Health Magazine

MAHE: A Fantastic Test Experience of an Unfair Evaluation System

Posted on the 19 February 2012 by Pranab @Scepticemia

manipal university logoI took the Manipal MD/MS PG Entrance examination today (aka MAHE) and as it was the first ever online test I was going to sit for, I was naturally a little excited and tensed about it. I managed to work it up to a bit of a useless frenzy last night. But I must say the exam was not worth all that much of a headache. The paper was a bit unorthodox. There were a lot of exotic questions and were mostly of the “hit or miss” variety. Either you knew them or you didn’t – there was no way you could use you basic concepts or foundation knowledge to work them out. Naturally, I came out with a poor score. Just managed to cross 60%. And even then, I was the 3rd highest scorer in the session, which was topped by a guy with 67% marks. Not great by any standards.

Anyways, coming to the exam experience – the exam went really smoothly. Not a single hitch with the computer or the mouse, really fast identity verification system, cool and quiet surroundings – they were ideal for the exam, to be honest. However, the paper being as messed up as it was, there is little I can say about it going smoothly.

Overall, it was a great experience to take my first online exam and I must say a lot of kudos goes to Manipal for developing the examination software. It was really no-frills, user-friendly, no nonsense stuff.

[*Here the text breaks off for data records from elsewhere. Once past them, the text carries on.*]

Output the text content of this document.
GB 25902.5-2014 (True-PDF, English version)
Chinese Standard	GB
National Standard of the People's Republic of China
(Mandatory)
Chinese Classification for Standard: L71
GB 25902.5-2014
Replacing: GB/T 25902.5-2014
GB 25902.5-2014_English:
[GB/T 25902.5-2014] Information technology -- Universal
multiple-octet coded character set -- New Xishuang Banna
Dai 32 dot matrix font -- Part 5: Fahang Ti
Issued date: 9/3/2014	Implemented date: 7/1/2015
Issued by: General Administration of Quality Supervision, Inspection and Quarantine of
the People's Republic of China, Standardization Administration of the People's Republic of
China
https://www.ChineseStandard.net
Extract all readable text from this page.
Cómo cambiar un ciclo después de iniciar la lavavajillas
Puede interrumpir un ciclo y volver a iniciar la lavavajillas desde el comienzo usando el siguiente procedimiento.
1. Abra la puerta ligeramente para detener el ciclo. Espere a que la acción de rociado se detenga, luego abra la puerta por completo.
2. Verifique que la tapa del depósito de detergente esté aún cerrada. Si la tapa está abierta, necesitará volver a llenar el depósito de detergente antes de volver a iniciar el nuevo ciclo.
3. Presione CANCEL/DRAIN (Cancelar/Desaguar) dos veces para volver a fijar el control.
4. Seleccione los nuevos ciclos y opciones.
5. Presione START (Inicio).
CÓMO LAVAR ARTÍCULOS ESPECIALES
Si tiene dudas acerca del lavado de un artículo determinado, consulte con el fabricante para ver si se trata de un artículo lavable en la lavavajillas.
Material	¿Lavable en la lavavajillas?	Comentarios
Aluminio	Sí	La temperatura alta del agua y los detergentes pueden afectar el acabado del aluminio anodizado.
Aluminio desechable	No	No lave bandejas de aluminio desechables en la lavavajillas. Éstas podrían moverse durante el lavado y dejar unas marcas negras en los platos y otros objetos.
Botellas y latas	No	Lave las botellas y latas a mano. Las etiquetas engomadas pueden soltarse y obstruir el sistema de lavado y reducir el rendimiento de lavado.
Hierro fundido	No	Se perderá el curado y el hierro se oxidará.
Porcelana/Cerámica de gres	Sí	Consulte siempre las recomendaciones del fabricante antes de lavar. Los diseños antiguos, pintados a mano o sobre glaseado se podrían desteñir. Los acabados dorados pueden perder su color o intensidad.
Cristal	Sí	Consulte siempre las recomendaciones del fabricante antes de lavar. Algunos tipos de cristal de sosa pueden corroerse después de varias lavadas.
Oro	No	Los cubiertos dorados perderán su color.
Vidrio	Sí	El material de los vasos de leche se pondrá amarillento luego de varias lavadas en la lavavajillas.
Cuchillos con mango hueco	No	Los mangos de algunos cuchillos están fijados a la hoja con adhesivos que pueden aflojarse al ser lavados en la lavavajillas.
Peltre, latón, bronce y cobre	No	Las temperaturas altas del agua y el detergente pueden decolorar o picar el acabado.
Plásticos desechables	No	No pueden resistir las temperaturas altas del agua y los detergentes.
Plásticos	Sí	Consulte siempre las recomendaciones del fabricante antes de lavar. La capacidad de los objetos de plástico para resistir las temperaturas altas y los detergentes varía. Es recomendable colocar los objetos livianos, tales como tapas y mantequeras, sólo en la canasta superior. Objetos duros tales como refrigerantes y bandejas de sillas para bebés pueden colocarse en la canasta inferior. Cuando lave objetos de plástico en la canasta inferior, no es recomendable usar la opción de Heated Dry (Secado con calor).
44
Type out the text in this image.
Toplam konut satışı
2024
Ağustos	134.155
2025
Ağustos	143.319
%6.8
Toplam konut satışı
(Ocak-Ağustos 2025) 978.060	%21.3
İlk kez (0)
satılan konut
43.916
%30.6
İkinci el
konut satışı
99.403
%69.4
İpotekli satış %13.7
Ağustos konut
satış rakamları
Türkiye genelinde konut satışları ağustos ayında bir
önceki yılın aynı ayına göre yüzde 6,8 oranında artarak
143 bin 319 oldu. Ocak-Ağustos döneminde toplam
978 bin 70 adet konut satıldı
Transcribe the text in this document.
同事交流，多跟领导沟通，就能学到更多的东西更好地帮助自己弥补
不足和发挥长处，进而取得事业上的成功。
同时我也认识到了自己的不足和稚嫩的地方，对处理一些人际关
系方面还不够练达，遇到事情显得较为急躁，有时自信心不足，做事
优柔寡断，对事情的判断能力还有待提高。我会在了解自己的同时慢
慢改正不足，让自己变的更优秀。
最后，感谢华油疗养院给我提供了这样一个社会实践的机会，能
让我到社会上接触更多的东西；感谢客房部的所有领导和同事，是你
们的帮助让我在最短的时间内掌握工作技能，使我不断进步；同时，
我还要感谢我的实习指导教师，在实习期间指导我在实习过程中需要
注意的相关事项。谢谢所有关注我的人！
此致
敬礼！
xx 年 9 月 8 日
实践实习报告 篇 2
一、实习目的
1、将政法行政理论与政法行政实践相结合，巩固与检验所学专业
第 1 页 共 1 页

But, me being the grumpy ol’ me, I have an ax to grind with the Mani-peeps. The evaluation system is rather unfair. In all honesty, the paper today was not like the ones before when people traipsed in and out with 70%+ scores. It would be grossly unfair to rate the examinees who took the test in my session with some of the sessions before where almost everyone had 60%+ scores. In my session only about 5 people out of 40 odd seemed to have got the qualifying marks of 50%!

I guess a fairer evaluation system would be to use a session-by-session percentile which would then be used to give the merit ranks instead of simply ordering in position by the marks scored. However, it seems that people have been making this demand ever since the online exam system took off, but for some reason, Manipal University has been loathe to take it up.

I was hopeful that there must be some sort of standardization of scores between the different sessions, because honestly speaking, I felt a bit miffed after I came out of the exam with the score I got. I know that is clouding my judgment but all said and done it is not fair to compare students who took tests on entirely different sets of papers of wildly varying degrees of difficulty using the same benchmark, without even standardizing their scores!

Anyways. I have been to Manipal before and it is one of the most awesome places to study Medicine. Yes, the courses are damn expensive (hence the cliché of a pun, MONEYpal, getting more mileage than it deserves) but then again, from what I have seen, the facilities are top notch as well. I do not know whether I would have been able to afford anything there but truth be told, I would still have liked to do better on the test.

Anyways, with that my PG Entrance exam season is drawing to a close and leaving me facing more questions – most of them more difficult than any asked in any of the entrance examinations. If you are reading this and plan to go take the MAHE, here’s wishing you all the best. May you score below 60%.

And on that note, here is the crowd favorite Manipal University Theme sung by Raghu Dixit (we were shown this when we went to Manipal for a conference and guess how shocked we were to see that the uni had a theme song… it was uber cool):

Godspeed, examinees!

P.S.: The below 60% quip was just a joke. I hope you do well… no, really!